Oregon City Council Aug. 10 unanimously approved a major change in a site plan to allow an expansion of a nursing home, Heartland of Oregon, at 3953 Navarre Avenue.
The change was to an existing conditional use exception in an R-4 Planned Residential District for the purpose of increasing the total building area of more than 10 percent of the nursing home, according to Jim Gilmore, commissioner of building and zoning inspection.
“It’s considered a major chance, which needs approval from the planning commission and also city council,” said Gilmore.
The proposal is for two additions, he said.
“One is 6,000 square feet, which will add 24 beds, and the second addition is for physical therapy. The total increase is 22 percent over the existing building area,” said Gilmore.
The property is located on the north side of Navarre, west of Lallendorf. The neighboring properties are zoned R2, R5 and C5, said Gilmore.
The planning commission approved the change with conditions, including approval by the public service director on final infrastructures, approval of a landscaping and buffering plan, approval of a final site plan, including setback requirements, screening the Dumpster, which should match the rest of the project, and matching the characteristics of construction elements of the existing building, according to Gilmore.
Council also authorized Mayor Marge Brown, Public Service Director Paul Roman and the Finance Director Kathy Hufford to enter into an agreement with the Ohio Department of Natural Resources to accept a $64,391 Coastal Management Assistance Grant.
The grant will pay for nearly half of a $125,399 project to help protect water quality, and restore coastal habitat along Maumee Bay and Lake Erie’s Western Basin by establishing a riparian corridor/wetland system, according to Roman.
The project will help control bacterial contamination at the beaches at Maumee Bay State Park, which has a history of high E.coli levels. From 2000-2008, the beaches were posted for exceeding E. coli standards an average of 20 days per year, in a bathing season of about 100 days. High E. coli levels are considered a health threat and an economic liability for the park and the region.
Secondary pollutants the project will address are sediment and nutrients, especially phosphorus. Sediments are a concern because they cover stream and lake bottom habitat as they settle.
The Toledo/Lucas County Health Department tested septic systems extensively in the Wolf Creek watershed. Oregon constructed approximately 10 miles of sanitary sewers in the watershed since 2001, at a cost of $10.5 million. The sewers eliminated hundreds of septic systems and several package plants. Remaining E.coli sources include septic systems and package plants in the more sparsely developed areas, and other watershed sources can still contaminate the beaches.

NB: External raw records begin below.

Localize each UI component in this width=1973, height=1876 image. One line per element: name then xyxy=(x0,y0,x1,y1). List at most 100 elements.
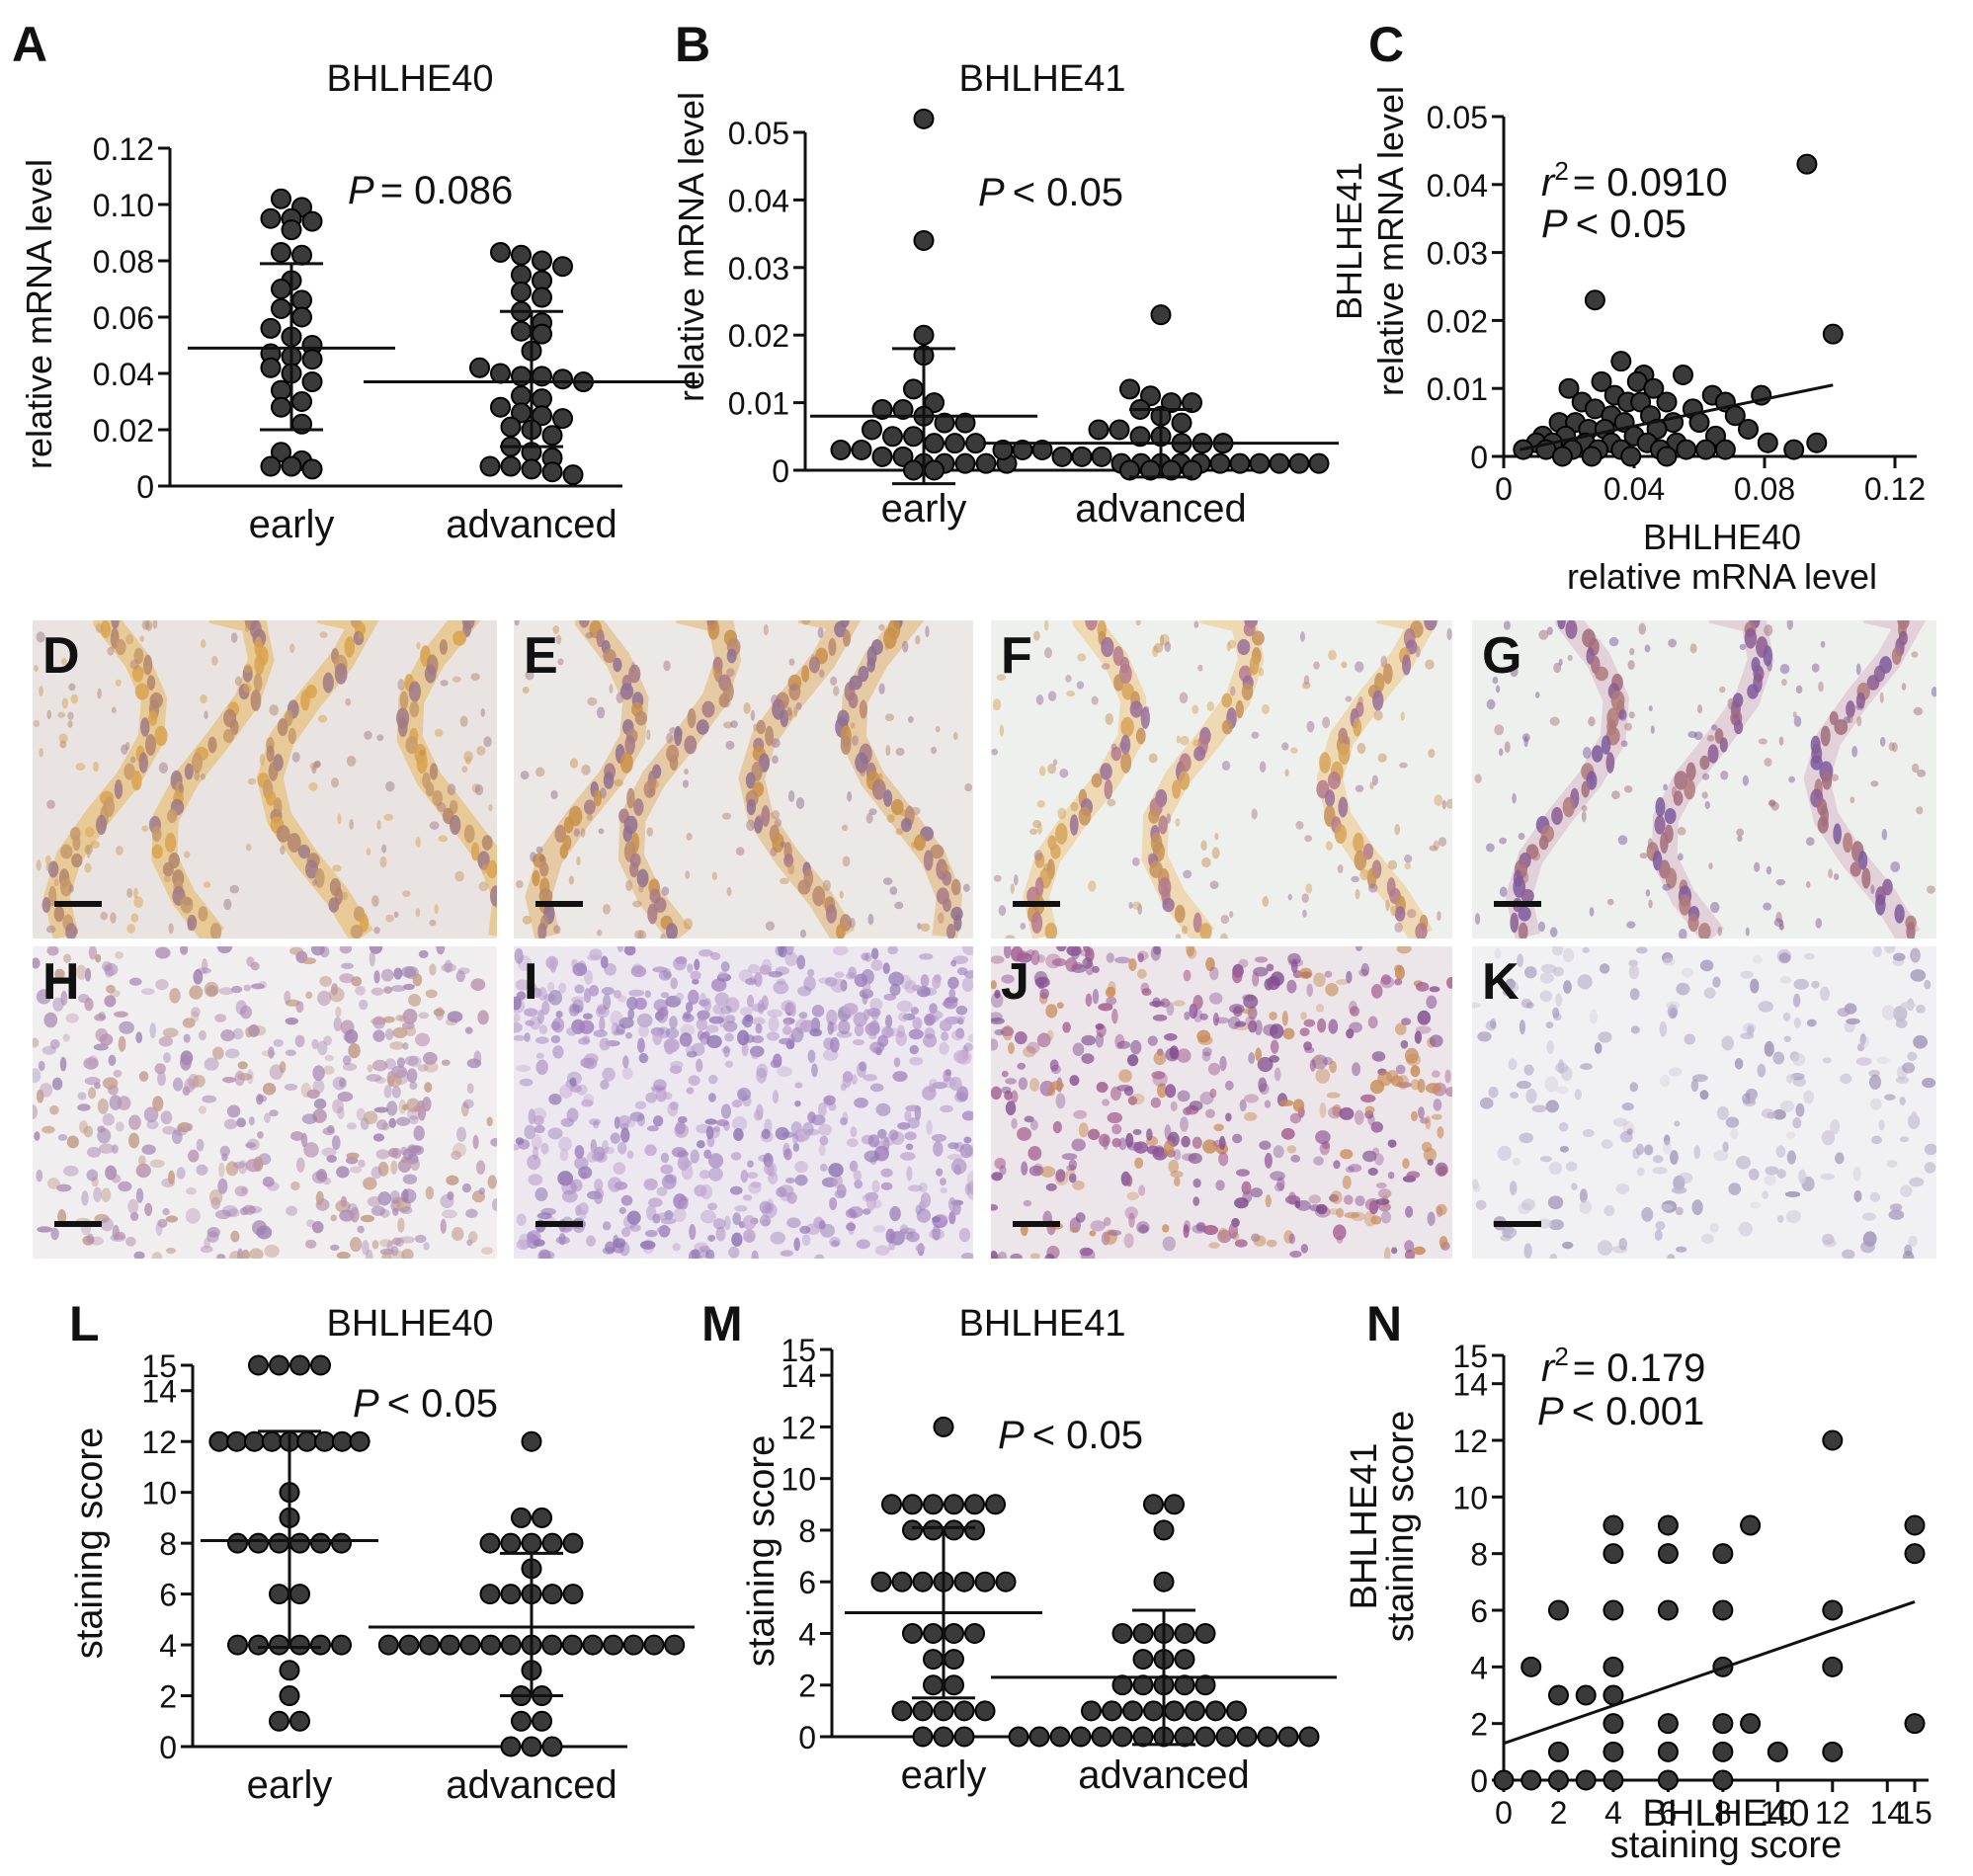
stromal-cell xyxy=(1581,805,1588,812)
nucleus xyxy=(1008,1042,1015,1054)
data-point xyxy=(1521,1769,1542,1791)
stromal-cell xyxy=(1043,647,1052,659)
nucleus xyxy=(358,1159,366,1168)
nucleus xyxy=(372,1133,385,1142)
nucleus xyxy=(254,654,265,676)
chart-title: BHLHE41 xyxy=(959,58,1126,100)
stromal-cell xyxy=(1704,800,1710,810)
nucleus xyxy=(372,1016,386,1029)
nucleus xyxy=(1869,1098,1882,1110)
nucleus xyxy=(1725,1116,1740,1128)
data-point xyxy=(1150,304,1172,326)
data-point xyxy=(1620,446,1642,467)
nucleus xyxy=(920,974,930,988)
y-axis-label-line1: BHLHE41 xyxy=(1329,162,1369,320)
data-point xyxy=(439,1634,460,1656)
nucleus xyxy=(1719,737,1728,753)
stromal-cell xyxy=(1343,735,1351,745)
nucleus xyxy=(932,1225,941,1241)
nucleus xyxy=(1600,963,1610,974)
nucleus xyxy=(899,1224,909,1234)
nucleus xyxy=(268,762,279,781)
stromal-cell xyxy=(682,779,690,788)
nucleus xyxy=(54,968,65,980)
nucleus xyxy=(461,1183,472,1193)
nucleus xyxy=(232,1027,244,1040)
nucleus xyxy=(234,1070,245,1087)
nucleus xyxy=(696,1018,708,1031)
nucleus xyxy=(1425,1083,1441,1094)
stromal-cell xyxy=(1792,711,1797,718)
nucleus xyxy=(140,988,155,996)
nucleus xyxy=(948,1210,956,1225)
nucleus xyxy=(554,825,566,843)
panel-letter: K xyxy=(1482,953,1520,1011)
nucleus xyxy=(1662,1140,1673,1155)
nucleus xyxy=(1861,867,1871,889)
nucleus xyxy=(249,1248,264,1259)
nucleus xyxy=(1001,974,1015,984)
data-point xyxy=(1194,1726,1216,1748)
nucleus xyxy=(780,1250,794,1257)
nucleus xyxy=(870,959,883,971)
stromal-cell xyxy=(33,719,41,728)
nucleus xyxy=(143,1106,159,1123)
nucleus xyxy=(1821,1129,1836,1146)
nucleus xyxy=(1136,968,1147,979)
nucleus xyxy=(1395,1064,1406,1075)
nucleus xyxy=(1888,1209,1905,1220)
nucleus xyxy=(1183,969,1192,982)
nucleus xyxy=(994,1028,1005,1036)
nucleus xyxy=(1095,1032,1105,1048)
nucleus xyxy=(1494,947,1502,959)
nucleus xyxy=(710,978,727,992)
stromal-cell xyxy=(1259,761,1267,773)
nucleus xyxy=(481,835,493,851)
stromal-cell xyxy=(332,864,342,872)
nucleus xyxy=(871,1180,880,1193)
y-tick-label: 0 xyxy=(136,469,154,505)
stromal-cell xyxy=(1033,630,1040,641)
nucleus xyxy=(514,1034,526,1041)
nucleus xyxy=(62,1033,70,1042)
data-point xyxy=(923,1494,944,1515)
nucleus xyxy=(65,923,77,938)
x-category-label: advanced xyxy=(446,1763,617,1807)
nucleus xyxy=(872,1225,886,1233)
data-point xyxy=(1031,439,1053,460)
stromal-cell xyxy=(1499,748,1504,757)
stromal-cell xyxy=(1758,738,1767,745)
nucleus xyxy=(956,1086,969,1101)
nucleus xyxy=(643,1178,658,1191)
nucleus xyxy=(783,1020,790,1027)
nucleus xyxy=(1085,993,1093,1007)
nucleus xyxy=(418,949,429,958)
stromal-cell xyxy=(291,752,300,763)
nucleus xyxy=(991,1203,999,1211)
data-point xyxy=(923,1649,944,1671)
nucleus xyxy=(1069,1075,1080,1087)
nucleus xyxy=(579,620,590,628)
nucleus xyxy=(1519,1020,1526,1035)
nucleus xyxy=(180,946,189,955)
stromal-cell xyxy=(908,715,914,723)
nucleus xyxy=(285,1017,298,1025)
data-point xyxy=(830,439,852,460)
data-point xyxy=(954,412,976,434)
tissue-texture xyxy=(1474,620,1936,938)
data-point xyxy=(902,1494,923,1515)
nucleus xyxy=(647,903,658,925)
stromal-cell xyxy=(1727,697,1735,710)
nucleus xyxy=(183,1033,191,1043)
nucleus xyxy=(611,1022,619,1036)
panel-a: A BHLHE40 relative mRNA level P = 0.086 0… xyxy=(12,17,699,546)
nucleus xyxy=(721,1046,731,1054)
stromal-cell xyxy=(488,804,493,812)
stromal-cell xyxy=(817,626,824,638)
data-point xyxy=(1610,351,1632,372)
nucleus xyxy=(305,991,313,1000)
nucleus xyxy=(1082,957,1093,969)
stromal-cell xyxy=(1911,651,1919,658)
data-point xyxy=(923,1674,944,1696)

In 2008, Hull & Associates completed a study for a riparian corridor/wetland system to protect Lake Erie beaches from contamination by capturing and treating bacteria in Wolf Creek.
The Hull report recommended a riparian corridor/wetland system in two phases: an upstream phase around property owned by Oregon, would capture sediment. The downstream section, on Maumee Bay State Park property, will provide additional settling and also biological treatment of the stream water in a wetland system.
The proposed wetland system would establish riparian habitat along Wolf Creek between North Curtice and Corduroy roads with over-wide or multi-stage stream channel designs that will help capture and kill bacteria in stream water, protecting beaches from contamination.
“E.coli would attach itself to sediment, and if it’s in a shallower area of the stream, and with the sun, that will kill E.coli,” said Roman. “Also, a part of the idea is to create an area where sediment would collect more, and simply hold the sediment back from going out into the bay. If the E.coli is attached to that, it’s staying in that holding area and not going out to the beaches of Maumee Bay State Park.”
The $125,399 project will implement the Hull report recommendations by:
• acquiring property or conservation easement for 5.5 acres along Wolf Creek in addition to 5.6 acres of riparian corridor Oregon already owns. Together, the properties will provide half a mile of riparian corridor for future stream restoration. “It will create buffers along the waterway that helps filter out sediment, pesticides or fertilizers. It will also make the creek much wider in terms of drainage capacity and improve drainage within Wolf Creek,” said Roman.
• identify funding for implementation of the Oregon and Maumee Bay State Park portions of the stream corridor, secure commitments to proceed with the projects, and for matching funds and in-kind resources.